Глава 9: Первый эксперимент

Имперская башня проснулась ещё до рассвета. В её стенах было нечто большее, чем просто шум людей и машин: она дышала, как живой организм, улавливая каждый звук, каждую тень. Внизу, где ряды труб сливались с жилами камня, шелестели клапаны, в верхних секциях мелькали слабые огни ночных смен. Но утро несло не только работу – оно несло ожидание.

Каэлен проснулся рано, ещё до того, как к нему постучал Маррик. Сон был коротким и беспокойным: перед глазами всё ещё стоял сердцевик, его медные отблески и тихое, пугающе живое движение внутри. Ему снились корни, уходящие в глубь, и крик земли, который он не мог расслышать. Но теперь сон ушёл, и его место заняла привычная собранность: утро требовало действий.

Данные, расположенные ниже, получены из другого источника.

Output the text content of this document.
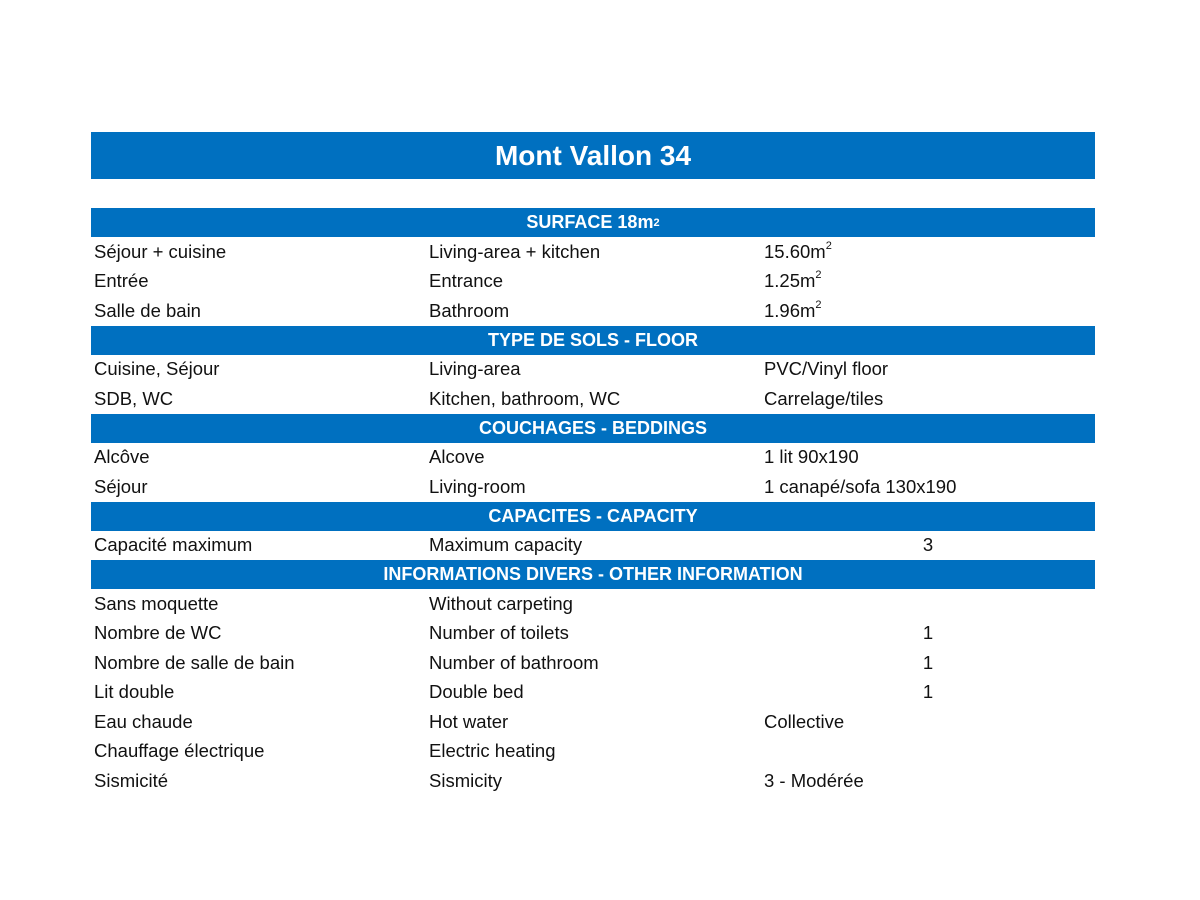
Mont Vallon 34
SURFACE 18m 2
Séjour + cuisine	Living-area + kitchen	$15.60m^2$
Entrée	Entrance	$1.25m^2$
Salle de bain	Bathroom	$1.96m^2$
TYPE DE SOLS - FLOOR
Cuisine, Séjour	Living-area	PVC/Vinyl floor
SDB, WC	Kitchen, bathroom, WC	Carrelage/tiles
COUCHAGES - BEDDINGS
Alcôve	Alcove	1 lit 90x190
Séjour	Living-room	1 canapé/sofa 130x190
CAPACITES - CAPACITY
Capacité maximum	Maximum capacity	3
INFORMATIONS DIVERS - OTHER INFORMATION
Sans moquette	Without carpeting
Nombre de WC	Number of toilets	1
Nombre de salle de bain	Number of bathroom	1
Lit double	Double bed	1
Eau chaude	Hot water	Collective
Chauffage électrique	Electric heating
Sismicité	Sismicity	3 - Modérée
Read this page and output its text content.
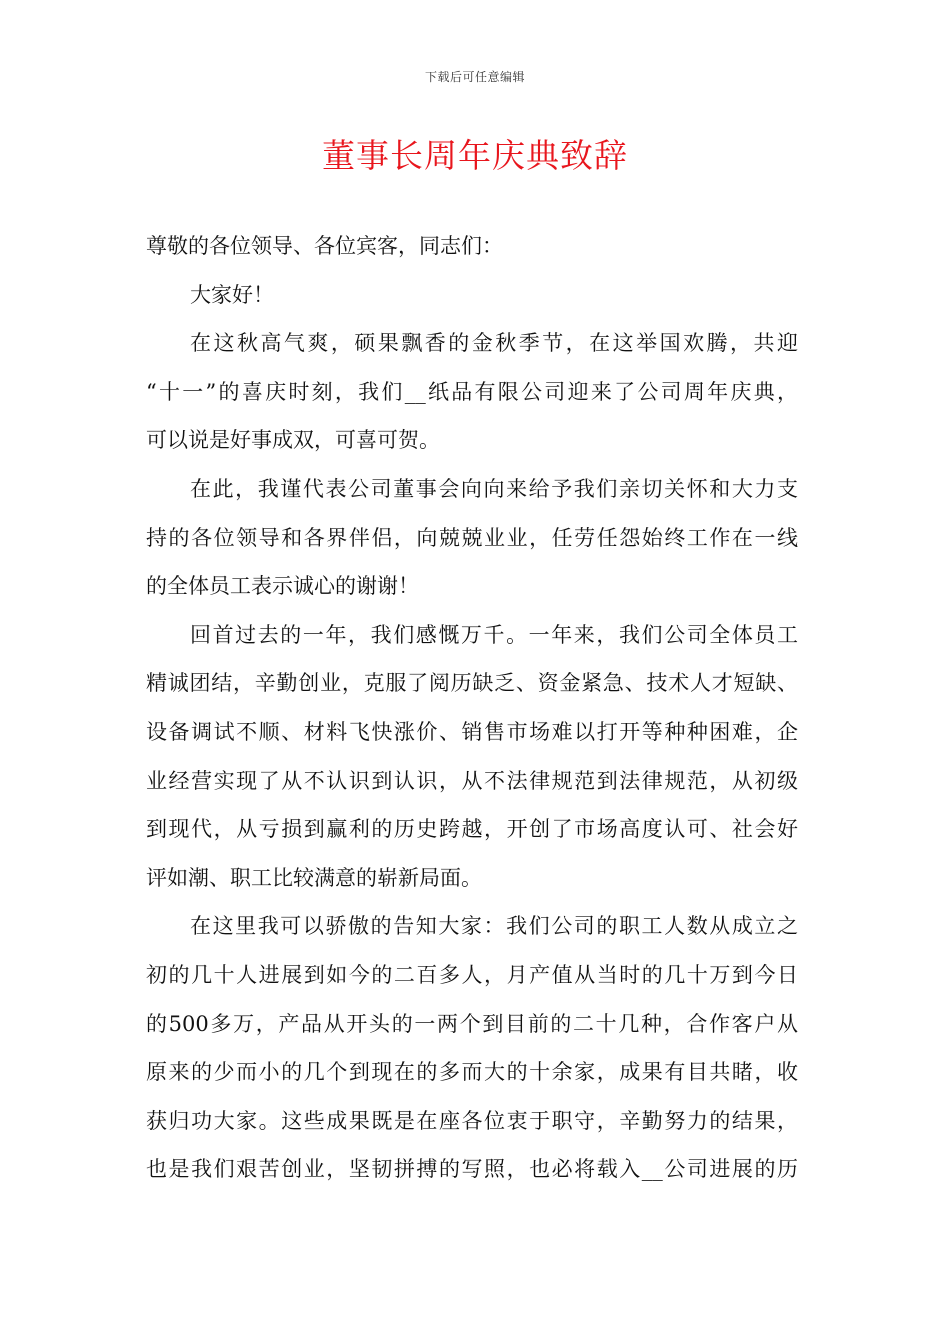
下载后可任意编辑
董事长周年庆典致辞
尊敬的各位领导、各位宾客，同志们：
大家好！
在这秋高气爽，硕果飘香的金秋季节，在这举国欢腾，共迎
“十一”的喜庆时刻，我们__纸品有限公司迎来了公司周年庆典，
可以说是好事成双，可喜可贺。
在此，我谨代表公司董事会向向来给予我们亲切关怀和大力支
持的各位领导和各界伴侣，向兢兢业业，任劳任怨始终工作在一线
的全体员工表示诚心的谢谢！
回首过去的一年，我们感慨万千。一年来，我们公司全体员工
精诚团结，辛勤创业，克服了阅历缺乏、资金紧急、技术人才短缺、
设备调试不顺、材料飞快涨价、销售市场难以打开等种种困难，企
业经营实现了从不认识到认识，从不法律规范到法律规范，从初级
到现代，从亏损到赢利的历史跨越，开创了市场高度认可、社会好
评如潮、职工比较满意的崭新局面。
在这里我可以骄傲的告知大家：我们公司的职工人数从成立之
初的几十人进展到如今的二百多人，月产值从当时的几十万到今日
的500多万，产品从开头的一两个到目前的二十几种，合作客户从
原来的少而小的几个到现在的多而大的十余家，成果有目共睹，收
获归功大家。这些成果既是在座各位衷于职守，辛勤努力的结果，
也是我们艰苦创业，坚韧拼搏的写照，也必将载入__公司进展的历
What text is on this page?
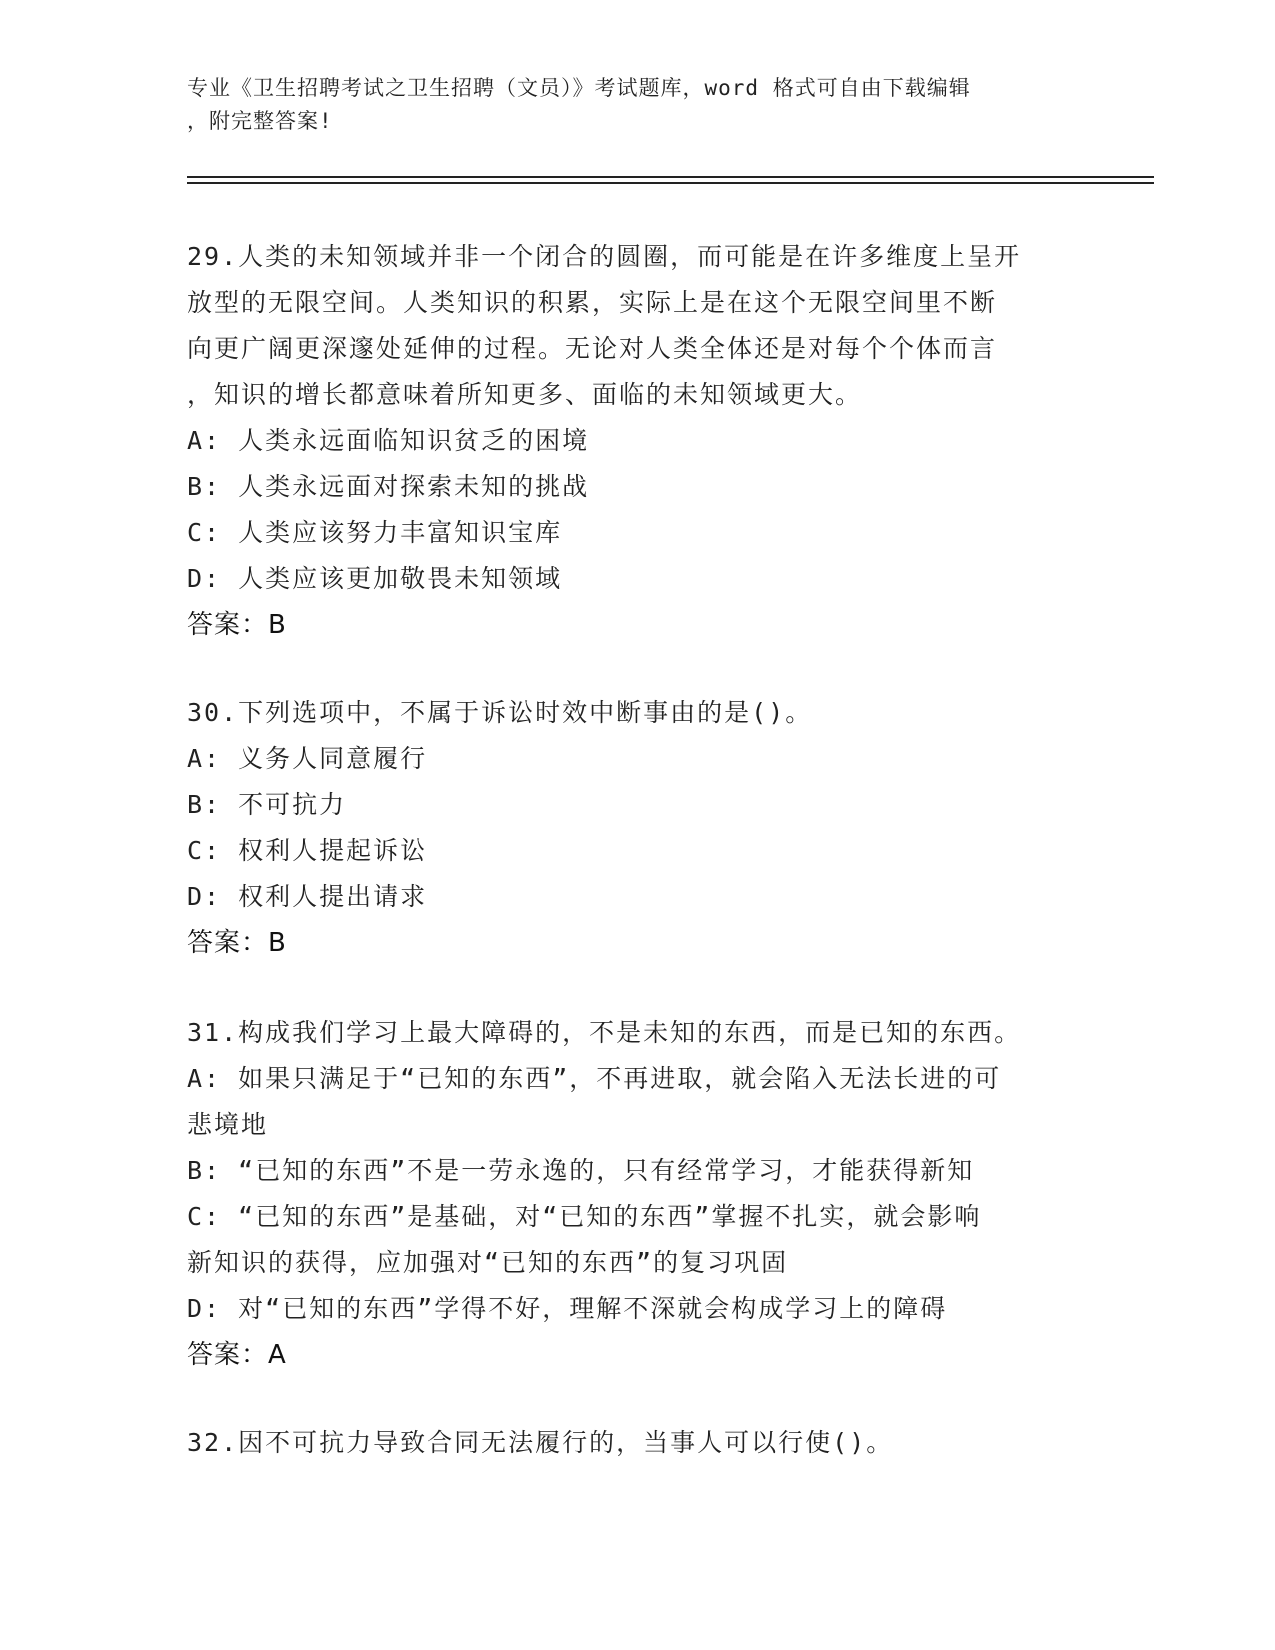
专业《卫生招聘考试之卫生招聘（文员）》考试题库，word 格式可自由下载编辑
，附完整答案!

29.人类的未知领域并非一个闭合的圆圈，而可能是在许多维度上呈开

放型的无限空间。人类知识的积累，实际上是在这个无限空间里不断

向更广阔更深邃处延伸的过程。无论对人类全体还是对每个个体而言

，知识的增长都意味着所知更多、面临的未知领域更大。

A: 人类永远面临知识贫乏的困境

B: 人类永远面对探索未知的挑战

C: 人类应该努力丰富知识宝库

D: 人类应该更加敬畏未知领域

答案：B

30.下列选项中，不属于诉讼时效中断事由的是()。

A: 义务人同意履行

B: 不可抗力

C: 权利人提起诉讼

D: 权利人提出请求

答案：B

31.构成我们学习上最大障碍的，不是未知的东西，而是已知的东西。

A: 如果只满足于“已知的东西”，不再进取，就会陷入无法长进的可

悲境地

B: “已知的东西”不是一劳永逸的，只有经常学习，才能获得新知

C: “已知的东西”是基础，对“已知的东西”掌握不扎实，就会影响

新知识的获得，应加强对“已知的东西”的复习巩固

D: 对“已知的东西”学得不好，理解不深就会构成学习上的障碍

答案：A

32.因不可抗力导致合同无法履行的，当事人可以行使()。
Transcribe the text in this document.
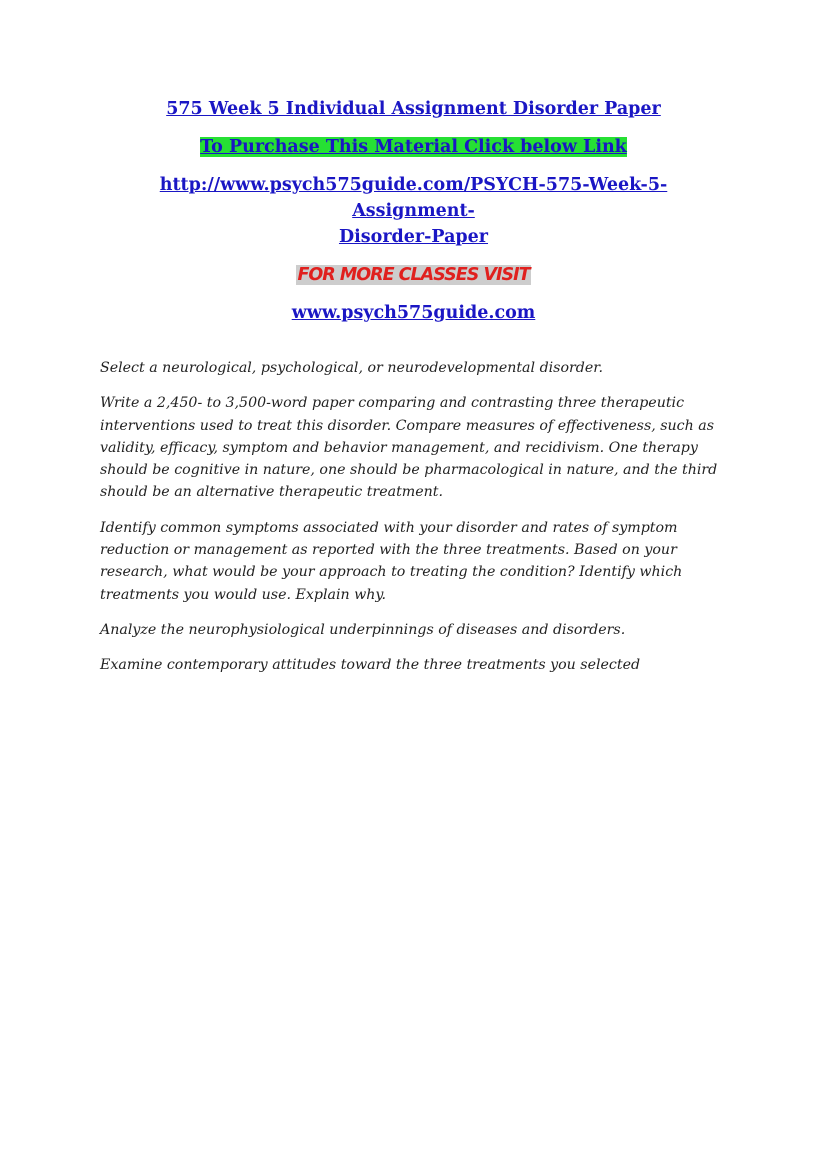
575 Week 5 Individual Assignment Disorder Paper
To Purchase This Material Click below Link
http://www.psych575guide.com/PSYCH-575-Week-5-Assignment-
Disorder-Paper
FOR MORE CLASSES VISIT
www.psych575guide.com

Select a neurological, psychological, or neurodevelopmental disorder.

Write a 2,450- to 3,500-word paper comparing and contrasting three therapeutic interventions used to treat this disorder. Compare measures of effectiveness, such as validity, efficacy, symptom and behavior management, and recidivism. One therapy should be cognitive in nature, one should be pharmacological in nature, and the third should be an alternative therapeutic treatment.

Identify common symptoms associated with your disorder and rates of symptom reduction or management as reported with the three treatments. Based on your research, what would be your approach to treating the condition? Identify which treatments you would use. Explain why.

Analyze the neurophysiological underpinnings of diseases and disorders.

Examine contemporary attitudes toward the three treatments you selected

Комната, выделенная для них, была строгой и чистой. Узкие окна пропускали холодный свет, на столах лежали записи – их записи – схемы фильтров, зарисовки трав, заметки Лиры. Айн спала у стены, но глаза её были открыты, как у охотника: она не спала полностью, она лишь ждала момента.

– Вставай, – сказал Маррик коротко. – Элиан ждёт в лаборатории.

Умывшись ледяной водой из металлической чаши, Каэлен почувствовал, как мысли становятся яснее. Он накинул лёгкий жилет с множеством карманов, проверил сумку: травы, маленькие ампулы, несколько рунических мелков. Лира была уже готова, её волосы заплетены, взгляд сосредоточен. Она молча протянула ему маленький сосуд с настоем – крепкий, горький, чтобы прогнать остатки сна.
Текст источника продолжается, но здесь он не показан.